Di usianya yang baru 17 tahun, To Yu-yik, siswa Kelas Enam di Universitas Buddhis Wong Tan Tin, telah menghadapi banyak kendala dalam perjalanan akademisnya karena disleksia perkembangan.
Yu-yik berjuang membaca dan menulis dalam bahasa Mandarin dan Inggris sejak usia muda. Karakter Cina tampak terbalik atau asing baginya, sementara kata-kata bahasa Inggris tampak tersusun ulang.
Menyelesaikan pekerjaan rumah sering kali berarti begadang hingga dini hari. Karena frustrasi, Yu-yik mempertimbangkan untuk menyerah pada pendidikannya.
Yu-yik, siswa Kelas Enam di Perguruan Tinggi Buddhis Wong Tan Tin, menghadapi banyak kendala dalam perjalanan akademisnya karena disleksia perkembangan. Foto: Shutterstock
“Saya yakin saya tidak bisa belajar dengan baik, jadi saya memilih untuk tidak belajar. Saya sering menjadi yang terakhir di kelas saat ujian,” aku Yu-yik.
Ketidaktertarikannya untuk belajar dan bergaul dengan kelompok teman sebaya yang menyusahkan hampir membawanya ke jalur yang merusak, merokok, minum minuman keras, dan melecehkan orang lain.
Kehidupan Yu-yik berubah menjadi positif ketika dia bertemu dengan Ibu Shek, seorang pekerja sosial berdedikasi yang menjadi mentornya. Shek memperkenalkan Yu-yik pada teknik pembelajaran seperti menggunakan cerita untuk membuat karakter Cina lebih mudah diingat.
Pendekatan baru ini memicu keyakinan Yu-yik pada kemampuannya dan menanamkan ketekunan dalam dirinya.
Siswa dengan kebutuhan pendidikan khusus memulai babak baru di City University
Selain transformasi akademisnya, Yu-yik juga menemukan kekuatan kerja sukarela selama tahun-tahunnya di Kelas Dua dan Tiga.

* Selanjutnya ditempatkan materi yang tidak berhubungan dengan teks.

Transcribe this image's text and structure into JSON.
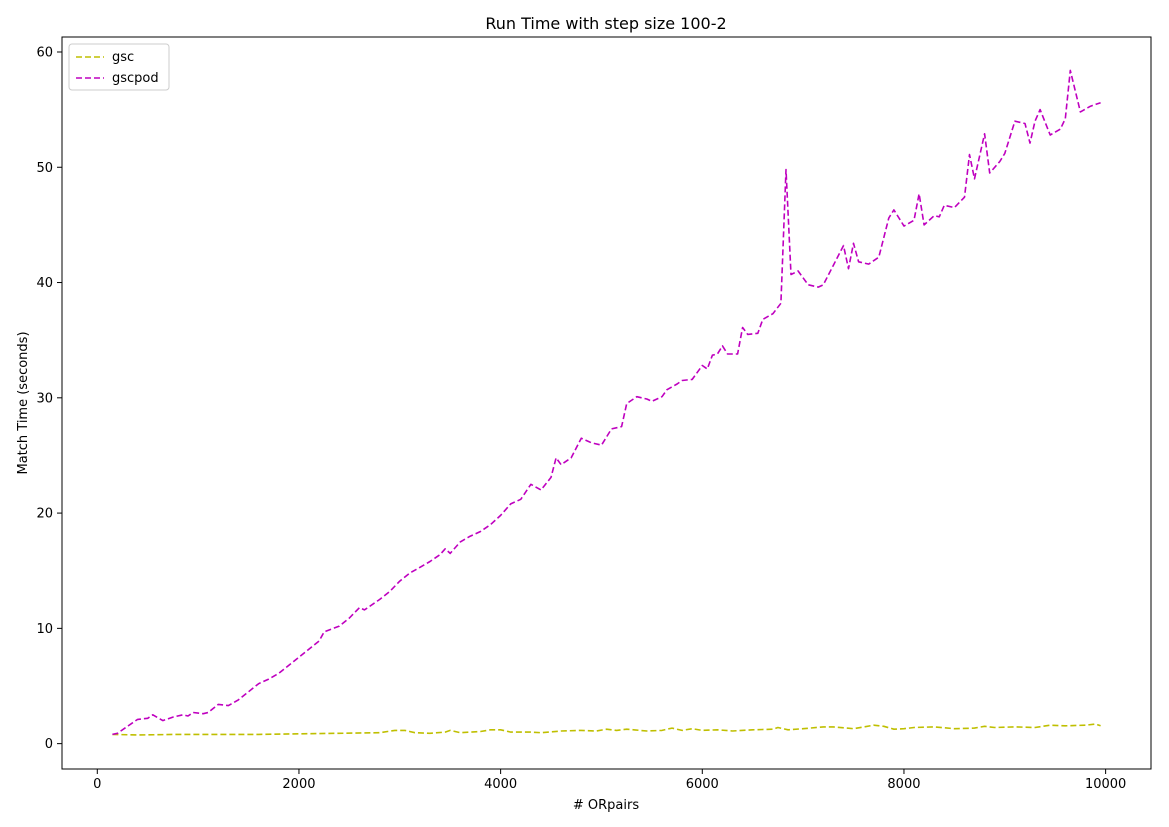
{
  "chart_data": {
    "type": "line",
    "title": "Run Time with step size 100-2",
    "xlabel": "# ORpairs",
    "ylabel": "Match Time (seconds)",
    "xlim": [
      -350,
      10450
    ],
    "ylim": [
      -2.2,
      61.3
    ],
    "xticks": [
      0,
      2000,
      4000,
      6000,
      8000,
      10000
    ],
    "yticks": [
      0,
      10,
      20,
      30,
      40,
      50,
      60
    ],
    "grid": false,
    "legend_position": "top-left",
    "series": [
      {
        "name": "gsc",
        "color": "#bfbf00",
        "style": "dashed",
        "points": [
          [
            150,
            0.8
          ],
          [
            400,
            0.75
          ],
          [
            800,
            0.8
          ],
          [
            1200,
            0.8
          ],
          [
            1600,
            0.8
          ],
          [
            2000,
            0.85
          ],
          [
            2400,
            0.9
          ],
          [
            2800,
            0.95
          ],
          [
            2950,
            1.15
          ],
          [
            3050,
            1.15
          ],
          [
            3150,
            0.95
          ],
          [
            3300,
            0.9
          ],
          [
            3450,
            1.0
          ],
          [
            3500,
            1.15
          ],
          [
            3600,
            0.95
          ],
          [
            3800,
            1.05
          ],
          [
            3900,
            1.2
          ],
          [
            4000,
            1.2
          ],
          [
            4100,
            1.0
          ],
          [
            4300,
            1.0
          ],
          [
            4400,
            0.95
          ],
          [
            4600,
            1.1
          ],
          [
            4800,
            1.15
          ],
          [
            4950,
            1.1
          ],
          [
            5050,
            1.25
          ],
          [
            5150,
            1.15
          ],
          [
            5250,
            1.25
          ],
          [
            5450,
            1.1
          ],
          [
            5600,
            1.15
          ],
          [
            5700,
            1.35
          ],
          [
            5800,
            1.15
          ],
          [
            5900,
            1.3
          ],
          [
            6000,
            1.15
          ],
          [
            6150,
            1.2
          ],
          [
            6300,
            1.1
          ],
          [
            6500,
            1.2
          ],
          [
            6700,
            1.25
          ],
          [
            6750,
            1.4
          ],
          [
            6850,
            1.2
          ],
          [
            7000,
            1.3
          ],
          [
            7200,
            1.45
          ],
          [
            7300,
            1.45
          ],
          [
            7500,
            1.3
          ],
          [
            7700,
            1.6
          ],
          [
            7800,
            1.5
          ],
          [
            7900,
            1.25
          ],
          [
            8000,
            1.3
          ],
          [
            8100,
            1.4
          ],
          [
            8300,
            1.45
          ],
          [
            8500,
            1.3
          ],
          [
            8700,
            1.35
          ],
          [
            8800,
            1.5
          ],
          [
            8900,
            1.4
          ],
          [
            9100,
            1.45
          ],
          [
            9300,
            1.4
          ],
          [
            9450,
            1.6
          ],
          [
            9600,
            1.55
          ],
          [
            9800,
            1.6
          ],
          [
            9900,
            1.7
          ],
          [
            9950,
            1.55
          ]
        ]
      },
      {
        "name": "gscpod",
        "color": "#bf00bf",
        "style": "dashed",
        "points": [
          [
            150,
            0.8
          ],
          [
            200,
            0.9
          ],
          [
            300,
            1.5
          ],
          [
            400,
            2.1
          ],
          [
            500,
            2.2
          ],
          [
            550,
            2.5
          ],
          [
            650,
            2.0
          ],
          [
            750,
            2.3
          ],
          [
            850,
            2.5
          ],
          [
            900,
            2.4
          ],
          [
            950,
            2.7
          ],
          [
            1050,
            2.6
          ],
          [
            1100,
            2.7
          ],
          [
            1200,
            3.4
          ],
          [
            1300,
            3.3
          ],
          [
            1400,
            3.8
          ],
          [
            1500,
            4.5
          ],
          [
            1600,
            5.2
          ],
          [
            1700,
            5.6
          ],
          [
            1800,
            6.1
          ],
          [
            1900,
            6.8
          ],
          [
            2000,
            7.5
          ],
          [
            2100,
            8.2
          ],
          [
            2200,
            8.9
          ],
          [
            2250,
            9.7
          ],
          [
            2400,
            10.2
          ],
          [
            2500,
            10.9
          ],
          [
            2600,
            11.8
          ],
          [
            2650,
            11.6
          ],
          [
            2800,
            12.5
          ],
          [
            2900,
            13.2
          ],
          [
            3000,
            14.1
          ],
          [
            3100,
            14.8
          ],
          [
            3200,
            15.3
          ],
          [
            3300,
            15.8
          ],
          [
            3400,
            16.4
          ],
          [
            3450,
            16.9
          ],
          [
            3500,
            16.5
          ],
          [
            3600,
            17.5
          ],
          [
            3700,
            18.0
          ],
          [
            3800,
            18.4
          ],
          [
            3900,
            19.0
          ],
          [
            4000,
            19.8
          ],
          [
            4100,
            20.8
          ],
          [
            4200,
            21.2
          ],
          [
            4300,
            22.5
          ],
          [
            4400,
            22.0
          ],
          [
            4500,
            23.1
          ],
          [
            4550,
            24.8
          ],
          [
            4600,
            24.2
          ],
          [
            4700,
            24.8
          ],
          [
            4800,
            26.5
          ],
          [
            4900,
            26.1
          ],
          [
            5000,
            25.9
          ],
          [
            5100,
            27.3
          ],
          [
            5200,
            27.5
          ],
          [
            5250,
            29.5
          ],
          [
            5350,
            30.1
          ],
          [
            5450,
            29.9
          ],
          [
            5500,
            29.7
          ],
          [
            5600,
            30.1
          ],
          [
            5650,
            30.7
          ],
          [
            5750,
            31.2
          ],
          [
            5800,
            31.5
          ],
          [
            5900,
            31.6
          ],
          [
            6000,
            32.8
          ],
          [
            6050,
            32.5
          ],
          [
            6100,
            33.7
          ],
          [
            6150,
            33.8
          ],
          [
            6200,
            34.5
          ],
          [
            6250,
            33.8
          ],
          [
            6350,
            33.8
          ],
          [
            6400,
            36.1
          ],
          [
            6450,
            35.5
          ],
          [
            6550,
            35.6
          ],
          [
            6600,
            36.8
          ],
          [
            6700,
            37.3
          ],
          [
            6780,
            38.2
          ],
          [
            6830,
            49.8
          ],
          [
            6880,
            40.7
          ],
          [
            6950,
            41.0
          ],
          [
            7050,
            39.8
          ],
          [
            7150,
            39.6
          ],
          [
            7200,
            39.8
          ],
          [
            7300,
            41.5
          ],
          [
            7400,
            43.2
          ],
          [
            7450,
            41.2
          ],
          [
            7500,
            43.4
          ],
          [
            7550,
            41.8
          ],
          [
            7650,
            41.6
          ],
          [
            7750,
            42.2
          ],
          [
            7850,
            45.6
          ],
          [
            7900,
            46.3
          ],
          [
            8000,
            44.9
          ],
          [
            8100,
            45.4
          ],
          [
            8150,
            47.7
          ],
          [
            8200,
            45.0
          ],
          [
            8300,
            45.8
          ],
          [
            8350,
            45.7
          ],
          [
            8400,
            46.7
          ],
          [
            8500,
            46.5
          ],
          [
            8600,
            47.4
          ],
          [
            8650,
            51.1
          ],
          [
            8700,
            49.0
          ],
          [
            8800,
            52.9
          ],
          [
            8850,
            49.5
          ],
          [
            8950,
            50.5
          ],
          [
            9000,
            51.2
          ],
          [
            9100,
            54.0
          ],
          [
            9200,
            53.8
          ],
          [
            9250,
            52.1
          ],
          [
            9300,
            54.0
          ],
          [
            9350,
            55.0
          ],
          [
            9450,
            52.8
          ],
          [
            9550,
            53.3
          ],
          [
            9600,
            54.2
          ],
          [
            9650,
            58.4
          ],
          [
            9750,
            54.8
          ],
          [
            9850,
            55.3
          ],
          [
            9950,
            55.6
          ]
        ]
      }
    ]
  }
}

Awalnya khawatir berinteraksi dengan penyandang disabilitas intelektual, Yu-yik segera menyadari bagaimana disleksia yang dideritanya menciptakan pengalaman bersama dan membantunya memahami tantangan yang dihadapi individu-individu tersebut. Menyaksikan pencapaian mereka membuat Yu-yik semakin percaya diri dengan kemampuannya.
“Saat saya mengenal mereka, saya merasakan adanya koneksi. Saya merasa jika mereka (bisa) unggul dan meraih prestasi meski memiliki tantangan intelektual, mungkin saya juga bisa.”

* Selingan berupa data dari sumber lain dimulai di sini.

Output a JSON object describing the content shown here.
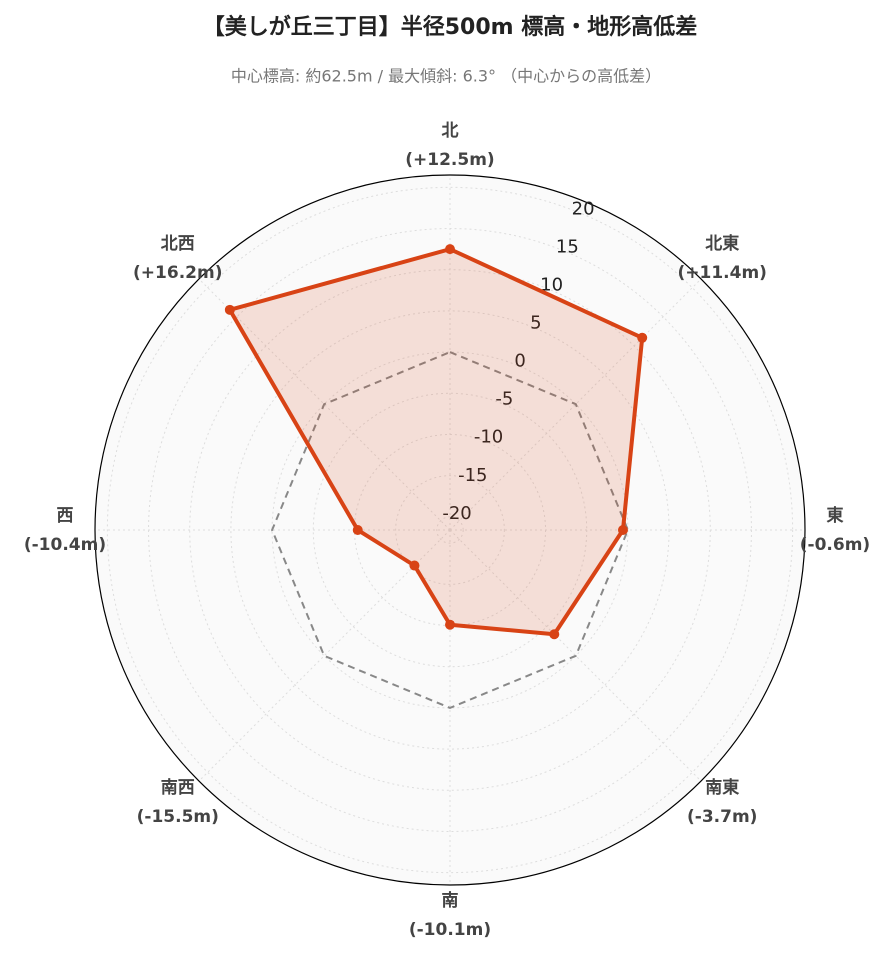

Disleksia merupakan suatu ketidakmampuan belajar yang mempengaruhi kemampuan seseorang dalam membaca dan menulis. Foto: Shutterstock
“Setelah menjadi sukarelawan, saya melihat peningkatan yang signifikan pada nilai saya. Saya menjadi lebih terlibat dalam studi saya dan mengembangkan rasa hormat yang lebih dalam terhadap guru dan teman sekelas saya. Menjadi sukarelawan membantu saya menyadari nilai kerja keras dan tekad,” kenang Yu-yik.

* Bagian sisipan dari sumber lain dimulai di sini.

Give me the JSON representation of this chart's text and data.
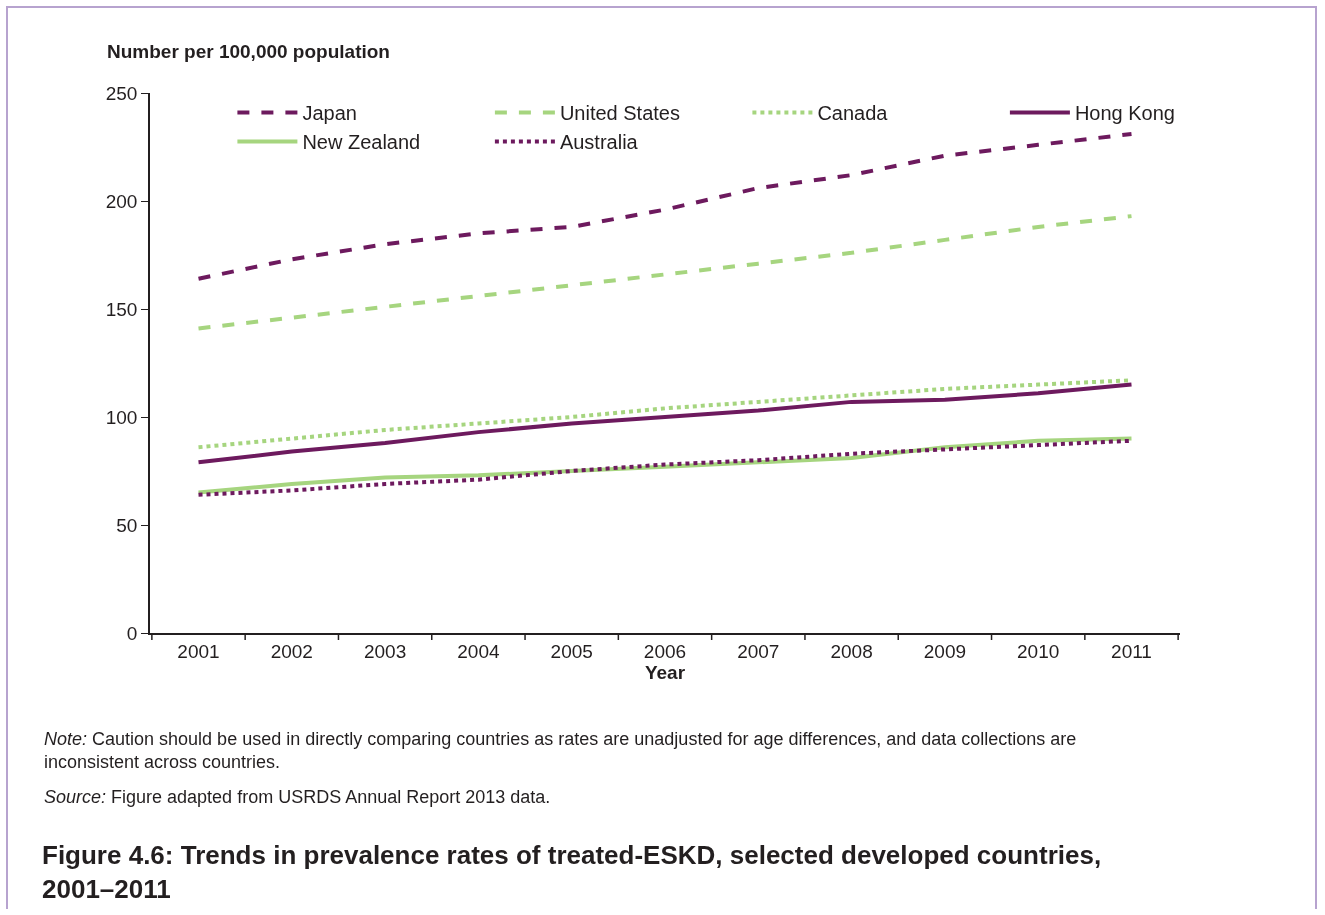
{
  "chart_data": {
    "type": "line",
    "title": "Figure 4.6: Trends in prevalence rates of treated-ESKD, selected developed countries, 2001–2011",
    "ylabel": "Number per 100,000 population",
    "xlabel": "Year",
    "categories": [
      "2001",
      "2002",
      "2003",
      "2004",
      "2005",
      "2006",
      "2007",
      "2008",
      "2009",
      "2010",
      "2011"
    ],
    "series": [
      {
        "name": "Japan",
        "color": "#6d1a5e",
        "line_style": "dashed",
        "values": [
          164,
          173,
          180,
          185,
          188,
          196,
          206,
          212,
          221,
          226,
          231
        ]
      },
      {
        "name": "United States",
        "color": "#a6d57f",
        "line_style": "dashed",
        "values": [
          141,
          146,
          151,
          156,
          161,
          166,
          171,
          176,
          182,
          188,
          193
        ]
      },
      {
        "name": "Canada",
        "color": "#a6d57f",
        "line_style": "dotted",
        "values": [
          86,
          90,
          94,
          97,
          100,
          104,
          107,
          110,
          113,
          115,
          117
        ]
      },
      {
        "name": "Hong Kong",
        "color": "#6d1a5e",
        "line_style": "solid",
        "values": [
          79,
          84,
          88,
          93,
          97,
          100,
          103,
          107,
          108,
          111,
          115
        ]
      },
      {
        "name": "New Zealand",
        "color": "#a6d57f",
        "line_style": "solid",
        "values": [
          65,
          69,
          72,
          73,
          75,
          77,
          79,
          81,
          86,
          89,
          90
        ]
      },
      {
        "name": "Australia",
        "color": "#6d1a5e",
        "line_style": "dotted",
        "values": [
          64,
          66,
          69,
          71,
          75,
          78,
          80,
          83,
          85,
          87,
          89
        ]
      }
    ],
    "ylim": [
      0,
      250
    ],
    "yticks": [
      0,
      50,
      100,
      150,
      200,
      250
    ],
    "grid": false,
    "legend": "top left",
    "marker": "none",
    "annotations": [
      "Note: Caution should be used in directly comparing countries as rates are unadjusted for age differences, and data collections are inconsistent across countries.",
      "Source: Figure adapted from USRDS Annual Report 2013 data."
    ]
  }
}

Peningkatan dan ketekunan Yu-yik yang luar biasa diakui ketika ia dinobatkan sebagai pemenang Peningkatan Terbaik pada penghargaan Student of the Year (SOTY), yang diselenggarakan oleh South China Morning Post dan disponsori oleh Hong Kong Jockey Club. Para juri percaya bahwa perjalanannya menginspirasi orang lain, menunjukkan bahwa dengan ketahanan, seseorang dapat mengatasi disleksia, pengaruh negatif, dan tantangan akademis untuk menjadi teladan sejati.
Saat Yu-yik mempersiapkan ujian masuk universitasnya, dia menghadapi masa depan dengan optimisme dan kegembiraan, dengan mengatakan: “Pengalaman saya telah mengajarkan saya bahwa tantangan dapat diatasi dengan usaha dan dukungan yang tepat.”